The Epsilon and Lambda variants of COVID-19 are “variants of interest,” according to the Centers for Disease Control and Prevention (CDC), and early studies show they have developed a resistance to vaccines.
Japanese researchers found the Lambda variant, which was initially discovered in Peru and is now spreading throughout South America, is highly transmissible and more resistant to vaccines than the initial COVID-19 strain.
The researchers warned in a paper posted July 28 that has yet to be peer-reviewed that Lambda’s label as a “variant of interest” instead of a “variant of concern” might downplay the growing threat of the strain.
Meanwhile, the Epsilon variant that was initially discovered in California in 2020 is spreading in Pakistan and is proving to be resistant to vaccines, according to researchers.
Health authorities issued an alert after they discovered five cases of the Epsilon variant in Lahore, Pakistan. Medical experts there believe the vaccine-resistant strain is putting vaccinated people as well as unvaccinated people at risk, adding that the strain is just as transmissible as the Delta variant.

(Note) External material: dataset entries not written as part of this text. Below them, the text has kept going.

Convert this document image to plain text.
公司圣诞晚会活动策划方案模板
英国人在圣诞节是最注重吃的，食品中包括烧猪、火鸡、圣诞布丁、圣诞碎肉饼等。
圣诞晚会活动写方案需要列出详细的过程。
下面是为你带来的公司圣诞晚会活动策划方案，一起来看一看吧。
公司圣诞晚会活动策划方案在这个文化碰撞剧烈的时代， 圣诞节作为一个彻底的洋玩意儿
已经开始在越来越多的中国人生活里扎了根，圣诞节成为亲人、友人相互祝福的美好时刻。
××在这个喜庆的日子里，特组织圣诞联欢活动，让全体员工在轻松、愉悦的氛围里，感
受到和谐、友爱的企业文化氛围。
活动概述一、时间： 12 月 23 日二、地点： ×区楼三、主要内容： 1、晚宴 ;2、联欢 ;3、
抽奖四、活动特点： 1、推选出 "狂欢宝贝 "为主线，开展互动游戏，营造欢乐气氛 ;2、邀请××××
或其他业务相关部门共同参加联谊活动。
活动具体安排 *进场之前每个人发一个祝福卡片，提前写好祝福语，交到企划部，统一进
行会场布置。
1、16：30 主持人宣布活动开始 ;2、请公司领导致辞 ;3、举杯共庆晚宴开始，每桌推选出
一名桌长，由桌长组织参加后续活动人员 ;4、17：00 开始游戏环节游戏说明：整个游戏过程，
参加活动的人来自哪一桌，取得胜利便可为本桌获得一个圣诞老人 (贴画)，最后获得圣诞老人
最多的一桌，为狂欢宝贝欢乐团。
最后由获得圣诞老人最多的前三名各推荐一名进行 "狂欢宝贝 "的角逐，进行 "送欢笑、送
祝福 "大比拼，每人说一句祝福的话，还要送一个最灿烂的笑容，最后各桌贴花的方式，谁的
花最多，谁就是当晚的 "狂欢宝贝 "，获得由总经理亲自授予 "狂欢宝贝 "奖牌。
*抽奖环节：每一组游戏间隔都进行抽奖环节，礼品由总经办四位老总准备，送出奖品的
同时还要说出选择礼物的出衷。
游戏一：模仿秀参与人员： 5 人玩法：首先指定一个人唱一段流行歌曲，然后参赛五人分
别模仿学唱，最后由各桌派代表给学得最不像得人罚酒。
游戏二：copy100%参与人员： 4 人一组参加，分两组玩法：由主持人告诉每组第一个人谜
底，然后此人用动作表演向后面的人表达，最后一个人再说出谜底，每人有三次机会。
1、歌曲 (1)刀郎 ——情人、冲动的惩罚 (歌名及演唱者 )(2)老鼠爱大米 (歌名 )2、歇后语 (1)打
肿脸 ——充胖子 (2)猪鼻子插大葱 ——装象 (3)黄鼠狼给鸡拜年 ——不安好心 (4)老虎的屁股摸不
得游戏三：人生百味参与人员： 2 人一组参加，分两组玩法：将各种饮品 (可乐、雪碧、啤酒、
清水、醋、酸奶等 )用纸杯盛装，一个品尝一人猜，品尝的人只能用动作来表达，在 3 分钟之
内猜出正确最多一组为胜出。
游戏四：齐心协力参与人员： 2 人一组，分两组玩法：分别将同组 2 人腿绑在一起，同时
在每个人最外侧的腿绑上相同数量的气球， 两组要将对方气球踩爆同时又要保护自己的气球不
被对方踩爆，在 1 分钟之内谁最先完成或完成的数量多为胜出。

Despite these early studies, previous studies have shown vaccines, including those available in the United States, work against “variants of concern,” such as the Delta variant. The vaccines also prevent serious illness, hospitalization and death in most breakthrough cases where a fully vaccinated person tests positive for the coronavirus.
For example, a U.K. study published in May showed two doses of the Pfizer vaccine were 88% effective at preventing against symptomatic infection of the Delta variant and 96% effective against preventing hospitalization.